Antisemitic incidents in UK during 2022 represent a ‘new normal,’ Jewish security agency warns

Rising number of both victims and offenders were younger than 18.

By The Algemeiner

Antisemitic incidents in the United Kingdom during the first six months of this year involved a higher proportion of minors among both victims and offenders, according to a new report published on Thursday.

The review of antisemitic incidents between January and June — issued by the Community Security Trust (CST), the voluntary security arm of the Jewish community in Britain — observed that 16 percent of victims and 20 percent of offenders were under the age of 18.

“These are higher than the percentages typically recorded and suggest a wider trend of growing anti-Jewish hate amongst younger people,” the agency commented. “From the increase in the percentage of offenders who are minors, it is possible to infer that the surge in antisemitism perpetrated by a younger demographic, while initially a reaction to events in the Middle East, runs deeper than the desire to blame Jewish people for wars involving Israel.”

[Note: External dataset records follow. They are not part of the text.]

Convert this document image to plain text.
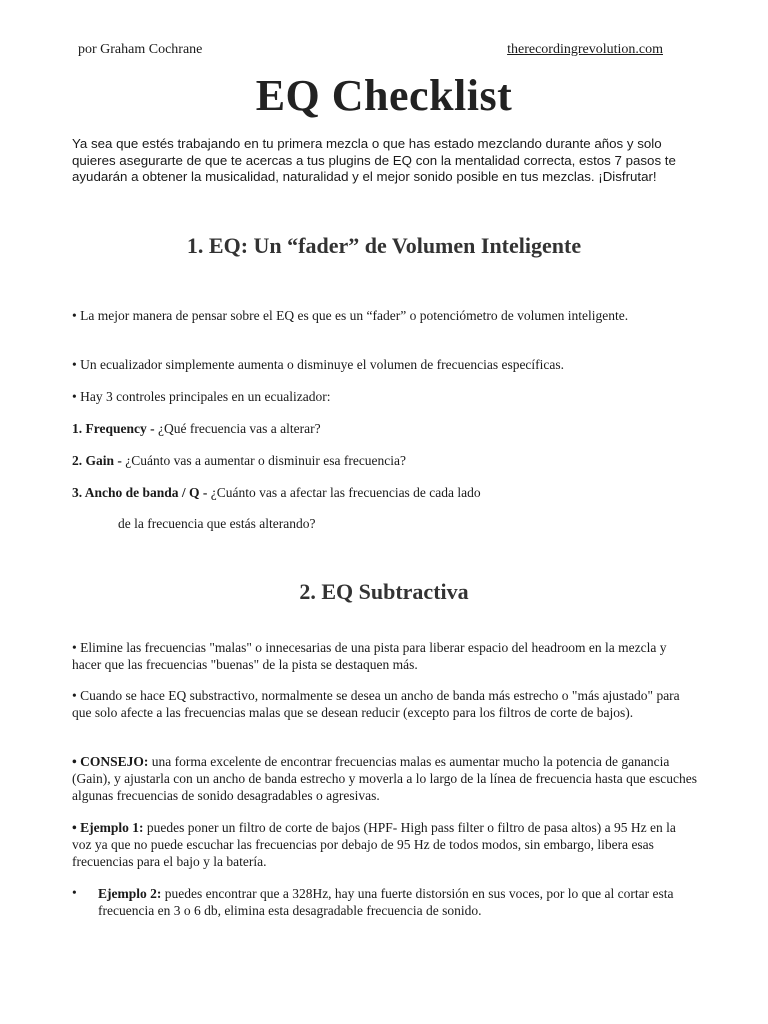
por Graham Cochrane	therecordingrevolution.com
EQ Checklist

Ya sea que estés trabajando en tu primera mezcla o que has estado mezclando durante años y solo quieres asegurarte de que te acercas a tus plugins de EQ con la mentalidad correcta, estos 7 pasos te ayudarán a obtener la musicalidad, naturalidad y el mejor sonido posible en tus mezclas. ¡Disfrutar!

1. EQ: Un “fader” de Volumen Inteligente

• La mejor manera de pensar sobre el EQ es que es un “fader” o potenciómetro de volumen inteligente.

• Un ecualizador simplemente aumenta o disminuye el volumen de frecuencias específicas.

• Hay 3 controles principales en un ecualizador:

1. Frequency - ¿Qué frecuencia vas a alterar?

2. Gain - ¿Cuánto vas a aumentar o disminuir esa frecuencia?

3. Ancho de banda / Q - ¿Cuánto vas a afectar las frecuencias de cada lado

de la frecuencia que estás alterando?

2. EQ Subtractiva

• Elimine las frecuencias "malas" o innecesarias de una pista para liberar espacio del headroom en la mezcla y hacer que las frecuencias "buenas" de la pista se destaquen más.

• Cuando se hace EQ substractivo, normalmente se desea un ancho de banda más estrecho o "más ajustado" para que solo afecte a las frecuencias malas que se desean reducir (excepto para los filtros de corte de bajos).

• CONSEJO: una forma excelente de encontrar frecuencias malas es aumentar mucho la potencia de ganancia (Gain), y ajustarla con un ancho de banda estrecho y moverla a lo largo de la línea de frecuencia hasta que escuches algunas frecuencias de sonido desagradables o agresivas.

• Ejemplo 1: puedes poner un filtro de corte de bajos (HPF- High pass filter o filtro de pasa altos) a 95 Hz en la voz ya que no puede escuchar las frecuencias por debajo de 95 Hz de todos modos, sin embargo, libera esas frecuencias para el bajo y la batería.

• Ejemplo 2: puedes encontrar que a 328Hz, hay una fuerte distorsión en sus voces, por lo que al cortar esta frecuencia en 3 o 6 db, elimina esta desagradable frecuencia de sonido.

Overall, the 786 incidents recorded by the CST marked the fifth-highest total for the six month period since the agency began systematically monitoring antisemitism in 1984. While this figure marked a decrease of 43 percent from the more than 1,300 incidents recorded in the same timeframe in 2021, the CST emphasized that last year’s dramatic spike was largely driven by the war in Gaza last May.

“Without such a seismic trigger event in the first half of 2022, the antisemitic incident total was always likely to drop,” the agency argued.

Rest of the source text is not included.